Opinioni & Commenti
Guerra e indulto, i nuovi farisei
Il Papa parla contro la guerra, per la clemenza nei confronti dei carcerati, per l’umanità nei confronti dell’emigrazione, per l’accoglienza alla vita, per una politica della famiglia, per una scuola libera, per una identità cristiana nelle radici dell’Europa, per una iniziativa coraggiosa nei confronti del Terzo Mondo, per un intervento attivo nel dramma del Medio Oriente. All’indomani dell’applauso e dell’omaggio plateale alle sue parole nulla o quasi nulla segue poi nei fatti.
E allora si ha la sgradevole impressione che quell’omaggio sia soprattutto un rito formale, una corsa ad iscriversi nel club politicamente redditizio degli amici del Papa, una ambizione frettolosa per entrare nel riflesso di luce di una grande figura carismatica, uno sfruttamento virtuale di grandi eventi di massa a proprio uso e consumo magari con la speranza di conquistare o di non perdere qualche voto in ciò che rimane nel magro orticello del cosiddetto mondo cattolico.

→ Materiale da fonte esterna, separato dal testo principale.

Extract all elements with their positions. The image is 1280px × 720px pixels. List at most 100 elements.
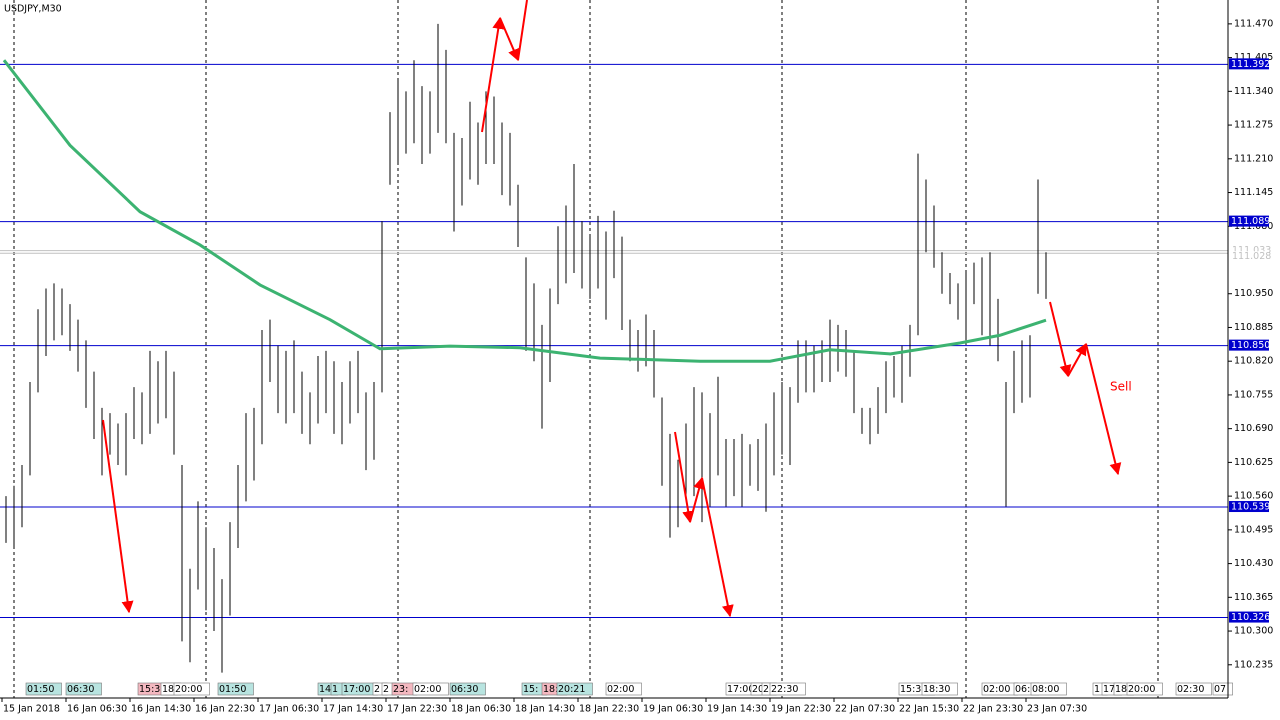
arrow (481, 16, 505, 133)
arrow (1085, 343, 1122, 476)
level-label-bg (1229, 58, 1269, 70)
y-tick-label: 111.340 (1234, 86, 1273, 97)
arrow (517, 0, 528, 61)
event-label: 02:00 (983, 684, 1010, 695)
event-label-bg (65, 682, 102, 696)
event-label-bg (921, 682, 958, 696)
price-label: 111.028 (1232, 251, 1271, 262)
x-tick-label: 19 Jan 14:30 (707, 704, 767, 715)
x-tick-label: 18 Jan 14:30 (515, 704, 575, 715)
event-label: 22:30 (771, 684, 798, 695)
x-tick-label: 17 Jan 22:30 (387, 704, 447, 715)
y-tick-label: 110.820 (1234, 356, 1273, 367)
level-label-bg (1229, 215, 1269, 227)
y-tick-label: 110.235 (1234, 659, 1273, 670)
event-label: 02:30 (1177, 684, 1204, 695)
x-tick-label: 22 Jan 07:30 (835, 704, 895, 715)
event-label: 1 (332, 684, 338, 695)
chart-title: USDJPY,M30 (4, 4, 62, 15)
level-label: 110.539 (1231, 502, 1270, 513)
event-label-bg (25, 682, 62, 696)
annotation: Sell (1110, 380, 1132, 394)
level-label: 111.089 (1231, 216, 1270, 227)
event-label: 20:00 (175, 684, 202, 695)
arrow (1049, 301, 1072, 378)
event-label: 06: (1015, 684, 1030, 695)
price-label-bg (1229, 245, 1269, 255)
y-tick-label: 110.430 (1234, 558, 1273, 569)
x-tick-label: 17 Jan 14:30 (323, 704, 383, 715)
event-label: 18:30 (923, 684, 950, 695)
event-label-bg (449, 682, 486, 696)
y-tick-label: 110.690 (1234, 423, 1273, 434)
y-tick-label: 110.885 (1234, 322, 1273, 333)
event-label: 01:50 (219, 684, 246, 695)
event-label: 02:00 (607, 684, 634, 695)
x-tick-label: 15 Jan 2018 (3, 704, 60, 715)
event-label-bg (1126, 682, 1163, 696)
event-label-bg (173, 682, 210, 696)
y-tick-label: 110.625 (1234, 457, 1273, 468)
event-label: 18 (1115, 684, 1127, 695)
event-label: 01:50 (27, 684, 54, 695)
event-label: 17:00 (727, 684, 754, 695)
event-label: 1 (1094, 684, 1100, 695)
event-label-bg (412, 682, 449, 696)
event-label: 07 (1214, 684, 1226, 695)
x-tick-label: 16 Jan 14:30 (131, 704, 191, 715)
y-tick-label: 111.210 (1234, 153, 1273, 164)
arrow (102, 419, 134, 614)
x-tick-label: 16 Jan 22:30 (195, 704, 255, 715)
event-label: 18 (162, 684, 174, 695)
y-tick-label: 111.275 (1234, 120, 1273, 131)
x-tick-label: 18 Jan 06:30 (451, 704, 511, 715)
price-label: 111.033 (1232, 245, 1271, 256)
event-label: 2 (763, 684, 769, 695)
arrow (689, 476, 705, 523)
y-tick-label: 111.470 (1234, 18, 1273, 29)
event-label: 2 (374, 684, 380, 695)
event-label: 15: (523, 684, 538, 695)
arrow (1067, 342, 1087, 377)
x-tick-label: 16 Jan 06:30 (67, 704, 127, 715)
arrows (102, 0, 1122, 618)
event-label: 2 (383, 684, 389, 695)
event-label: 15:30 (900, 684, 927, 695)
event-label: 02:00 (414, 684, 441, 695)
y-tick-label: 110.495 (1234, 524, 1273, 535)
event-label: 15:30 (139, 684, 166, 695)
x-tick-label: 19 Jan 06:30 (643, 704, 703, 715)
x-tick-label: 23 Jan 07:30 (1027, 704, 1087, 715)
event-label: 14 (319, 684, 331, 695)
level-label: 110.850 (1231, 340, 1270, 351)
event-label: 06:30 (451, 684, 478, 695)
price-label-bg (1229, 251, 1269, 261)
event-label: 20:00 (1128, 684, 1155, 695)
event-label: 08:00 (1032, 684, 1059, 695)
event-label: 17:00 (343, 684, 370, 695)
level-label-bg (1229, 611, 1269, 623)
level-label-bg (1229, 501, 1269, 513)
event-label: 17 (1103, 684, 1115, 695)
event-label: 20:21 (558, 684, 585, 695)
y-tick-label: 110.755 (1234, 389, 1273, 400)
event-label: 23: (393, 684, 408, 695)
x-tick-label: 17 Jan 06:30 (259, 704, 319, 715)
event-label-bg (1175, 682, 1212, 696)
event-label: 20 (752, 684, 764, 695)
arrow (701, 477, 734, 618)
y-tick-label: 110.365 (1234, 592, 1273, 603)
event-label: 06:30 (67, 684, 94, 695)
y-tick-label: 111.405 (1234, 52, 1273, 63)
level-label-bg (1229, 339, 1269, 351)
y-tick-label: 110.560 (1234, 491, 1273, 502)
level-label: 110.326 (1231, 612, 1270, 623)
event-label-bg (556, 682, 593, 696)
moving-average (2, 59, 1047, 363)
level-label: 111.392 (1231, 59, 1270, 70)
y-tick-label: 110.300 (1234, 626, 1273, 637)
x-tick-label: 19 Jan 22:30 (771, 704, 831, 715)
arrow (499, 17, 520, 62)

Se così fosse, rispetto a questi ossequi più ipocriti che convinti, viene quasi da rimpiangere il laicismo grezzo e brutale di una volta quando l’opposizione al Papa era irriverente, talvolta perfino becera e blasfema e tuttavia aperta e autentica. Oggi invece nella melassa delle lodi convinte o di maniera, dei sì a parole e dei no nei fatti, non riusciamo più nemmeno a distinguere l’obolo vero e l’obolo falso. Persino nell’espressioni più encomiastiche ci viene il sospetto che esse nascondano il distacco anche quando sembrano esprimere entusiasmo. Forse quando si dice «discorso bello» si vuol far intendere troppo bello per essere vero. Forse quando si dice «discorso alto» si intende troppo al di sopra dal mondo così com’è per essere applicabile.